The team clearly had more faith in Garner Minshew II, entrusting him as their QB moving forward. Considering Foles’ track record, is that really a surprise? Over eight seasons he’s never appeared in more than 13 games and has played in 58 total games over the course of his career. Just how “good” has he been over that time? Here are a few key numbers:
- Completion Percentage – 61.9%
- Yards/Attempt – 7.0
- Touchdowns – 71
- Interceptions – 35
We’ve seen Foles carry a team through a Super Bowl run, so we know how good he can be.
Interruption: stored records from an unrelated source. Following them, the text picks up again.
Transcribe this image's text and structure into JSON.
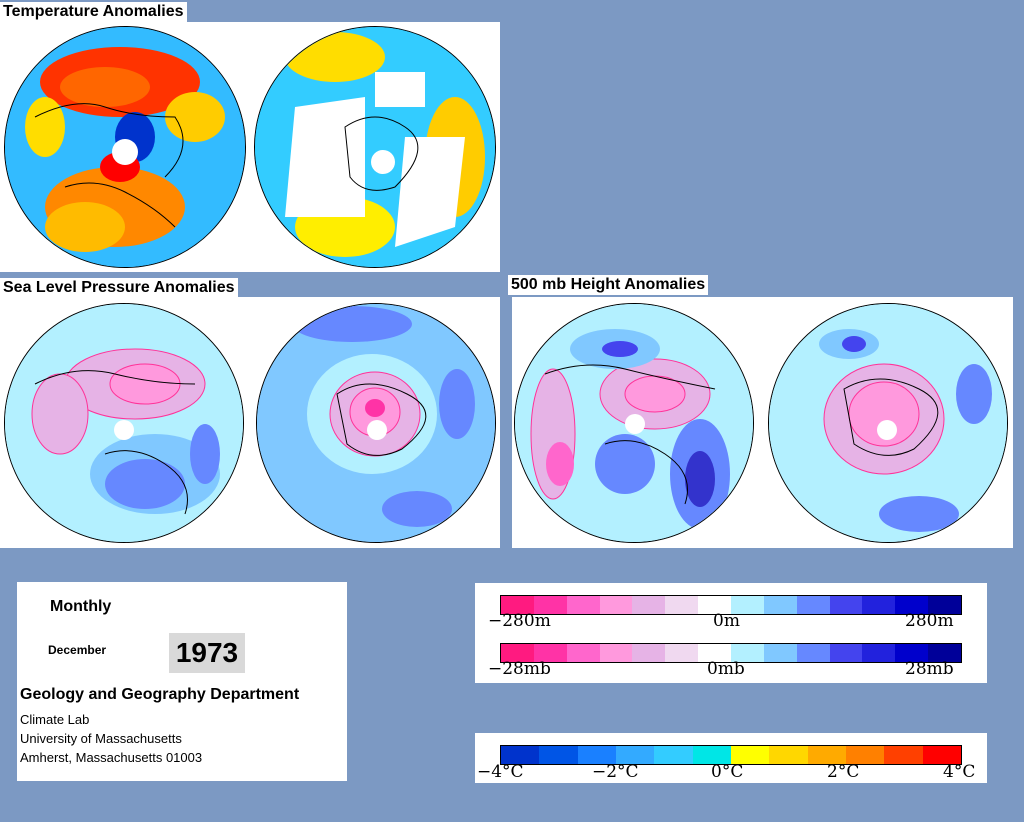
{
  "titles": {
    "temperature": "Temperature Anomalies",
    "slp": "Sea Level Pressure Anomalies",
    "height500": "500 mb Height Anomalies"
  },
  "info": {
    "period": "Monthly",
    "month": "December",
    "year": "1973",
    "department": "Geology and Geography Department",
    "address_lines": [
      "Climate Lab",
      "University of Massachusetts",
      "Amherst, Massachusetts 01003"
    ]
  },
  "legends": {
    "height_scale": {
      "min_label": "−280m",
      "mid_label": "0m",
      "max_label": "280m"
    },
    "pressure_scale": {
      "min_label": "−28mb",
      "mid_label": "0mb",
      "max_label": "28mb"
    },
    "temp_scale": {
      "labels": [
        "−4°C",
        "−2°C",
        "0°C",
        "2°C",
        "4°C"
      ]
    },
    "anomaly_colors": [
      "#ff1a80",
      "#ff33a6",
      "#ff66cc",
      "#ff99dd",
      "#e6b3e6",
      "#f0d9f0",
      "#ffffff",
      "#b3f0ff",
      "#80c8ff",
      "#6688ff",
      "#4444ee",
      "#2222dd",
      "#0000cc",
      "#000099"
    ],
    "temp_colors": [
      "#0033cc",
      "#0055e6",
      "#1a80ff",
      "#33aaff",
      "#33ccff",
      "#00e6e6",
      "#ffff00",
      "#ffd700",
      "#ffaa00",
      "#ff8000",
      "#ff4000",
      "#ff0000"
    ]
  }
}
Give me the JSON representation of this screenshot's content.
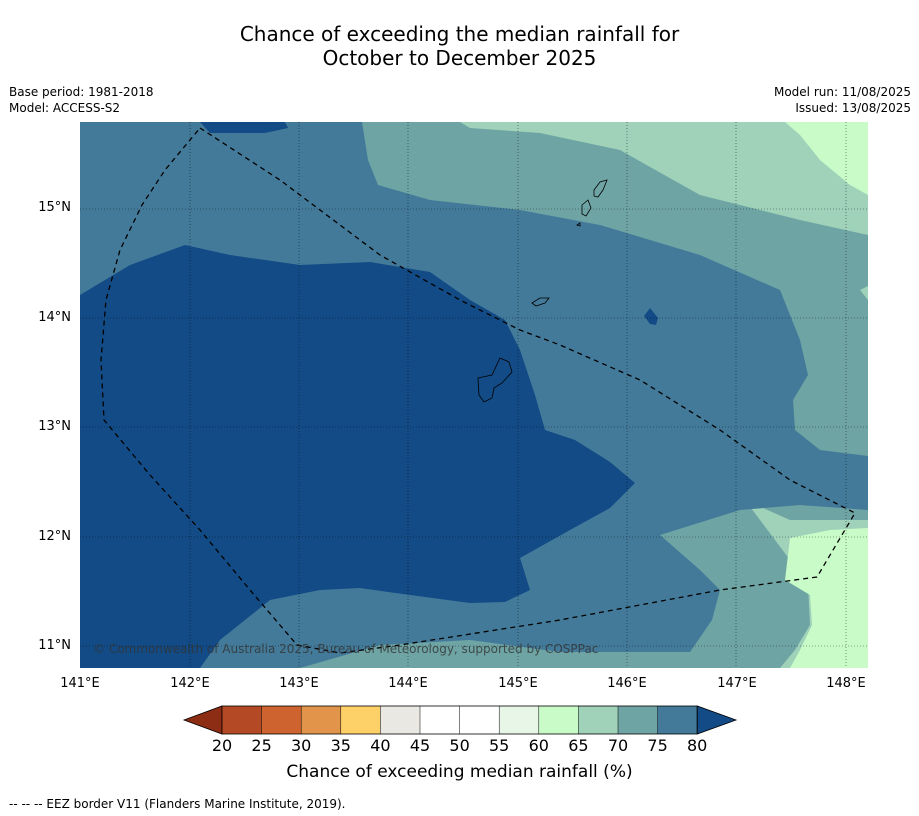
{
  "title_line1": "Chance of exceeding the median rainfall for",
  "title_line2": "October to December 2025",
  "meta": {
    "base_period": "Base period: 1981-2018",
    "model": "Model: ACCESS-S2",
    "model_run": "Model run: 11/08/2025",
    "issued": "Issued: 13/08/2025"
  },
  "axes": {
    "lon_ticks": [
      "141°E",
      "142°E",
      "143°E",
      "144°E",
      "145°E",
      "146°E",
      "147°E",
      "148°E"
    ],
    "lat_ticks": [
      "15°N",
      "14°N",
      "13°N",
      "12°N",
      "11°N"
    ],
    "lon_range": [
      141,
      148.2
    ],
    "lat_range": [
      10.8,
      15.8
    ]
  },
  "copyright": "© Commonwealth of Australia 2025, Bureau of Meteorology, supported by COSPPac",
  "colorbar": {
    "title": "Chance of exceeding median rainfall (%)",
    "labels": [
      "20",
      "25",
      "30",
      "35",
      "40",
      "45",
      "50",
      "55",
      "60",
      "65",
      "70",
      "75",
      "80"
    ],
    "colors": [
      "#8c2d14",
      "#b44a25",
      "#cf6330",
      "#e2954a",
      "#fdd168",
      "#e9e8e3",
      "#ffffff",
      "#ffffff",
      "#e8f6e8",
      "#c8fbc8",
      "#9fd2b9",
      "#6fa4a5",
      "#437a99",
      "#124b86"
    ]
  },
  "footnote": "-- -- -- EEZ border V11 (Flanders Marine Institute, 2019).",
  "map_colors": {
    "c80": "#124b86",
    "c75": "#437a99",
    "c70": "#6fa4a5",
    "c65": "#9fd2b9",
    "c60": "#c8fbc8"
  }
}
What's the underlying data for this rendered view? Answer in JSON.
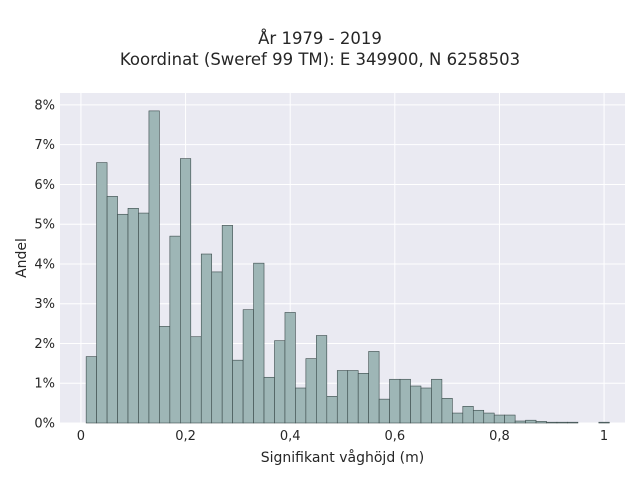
{
  "chart_data": {
    "type": "bar",
    "title": [
      "År 1979 - 2019",
      "Koordinat (Sweref 99 TM): E 349900, N 6258503"
    ],
    "xlabel": "Signifikant våghöjd (m)",
    "ylabel": "Andel",
    "xlim": [
      -0.04,
      1.04
    ],
    "ylim": [
      0,
      8.3
    ],
    "x_ticks": [
      0,
      0.2,
      0.4,
      0.6,
      0.8,
      1
    ],
    "x_tick_labels": [
      "0",
      "0,2",
      "0,4",
      "0,6",
      "0,8",
      "1"
    ],
    "y_ticks": [
      0,
      1,
      2,
      3,
      4,
      5,
      6,
      7,
      8
    ],
    "y_tick_labels": [
      "0%",
      "1%",
      "2%",
      "3%",
      "4%",
      "5%",
      "6%",
      "7%",
      "8%"
    ],
    "grid": true,
    "bin_width": 0.02,
    "bins_start": [
      0.01,
      0.03,
      0.05,
      0.07,
      0.09,
      0.11,
      0.13,
      0.15,
      0.17,
      0.19,
      0.21,
      0.23,
      0.25,
      0.27,
      0.29,
      0.31,
      0.33,
      0.35,
      0.37,
      0.39,
      0.41,
      0.43,
      0.45,
      0.47,
      0.49,
      0.51,
      0.53,
      0.55,
      0.57,
      0.59,
      0.61,
      0.63,
      0.65,
      0.67,
      0.69,
      0.71,
      0.73,
      0.75,
      0.77,
      0.79,
      0.81,
      0.83,
      0.85,
      0.87,
      0.89,
      0.91,
      0.93,
      0.95,
      0.97,
      0.99
    ],
    "values": [
      1.67,
      6.55,
      5.7,
      5.25,
      5.4,
      5.28,
      7.85,
      2.43,
      4.7,
      6.65,
      2.17,
      4.25,
      3.8,
      4.97,
      1.58,
      2.85,
      4.02,
      1.15,
      2.07,
      2.78,
      0.88,
      1.62,
      2.2,
      0.67,
      1.32,
      1.32,
      1.25,
      1.8,
      0.6,
      1.1,
      1.1,
      0.93,
      0.88,
      1.1,
      0.62,
      0.25,
      0.42,
      0.32,
      0.25,
      0.2,
      0.2,
      0.05,
      0.07,
      0.04,
      0.02,
      0.02,
      0.02,
      0,
      0,
      0.02
    ],
    "bar_color": "#9eb6b6",
    "bar_edge_color": "#3a4a4a",
    "background_color": "#eaeaf2",
    "grid_color": "#ffffff"
  }
}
However that version of Foles isn’t consistently there, when he is healthy and on the field.
The second overall selection in the 2017 draft has failed to impressive over his first three seasons, though he’s appeared in 41 games and the numbers aren’t that far off from Foles’:
- Completion Percentage – 63.4%
- Yards/Attempt – 6.7
- Touchdowns – 48
- Interceptions – 29
The numbers were worse last year, with 6.1 YPA the notable problem, and he has thrown interceptions at a higher rate. Was part of the yardage due to the design of the offense? There were 139 targets that went to the running back duo of David Montgomery and Tarik Cohen, who averaged 7.4 and 5.8 yards/reception, respectively. That’s going to limit the overall numbers, and that needs to be kept in mind.
He’s also the more mobile of the two quarterbacks, rushing for 862 yards and 7 TD over his first three seasons (Foles hasn’t scored a rushing TD since 2015). Trubisky hasn’t been consistently good, but it’s easy to say his upside is still higher than Foles at this stage of his career.
At the end of the day neither quarterback may be a great fantasy option. Outside of Allen Robinson there are questions in the passing game, and the offense could continue to run through Montgomery and Cohen. That doesn’t spell great upside for either quarterback, though it appears the Bears wanted competition for Trubisky not necessarily a replacement. Maybe having a viable alternative will push the incumbent to realize his true potential? Time will tell, but Trubisky does have the higher upside and would still be the gamble we’d want to take at this point.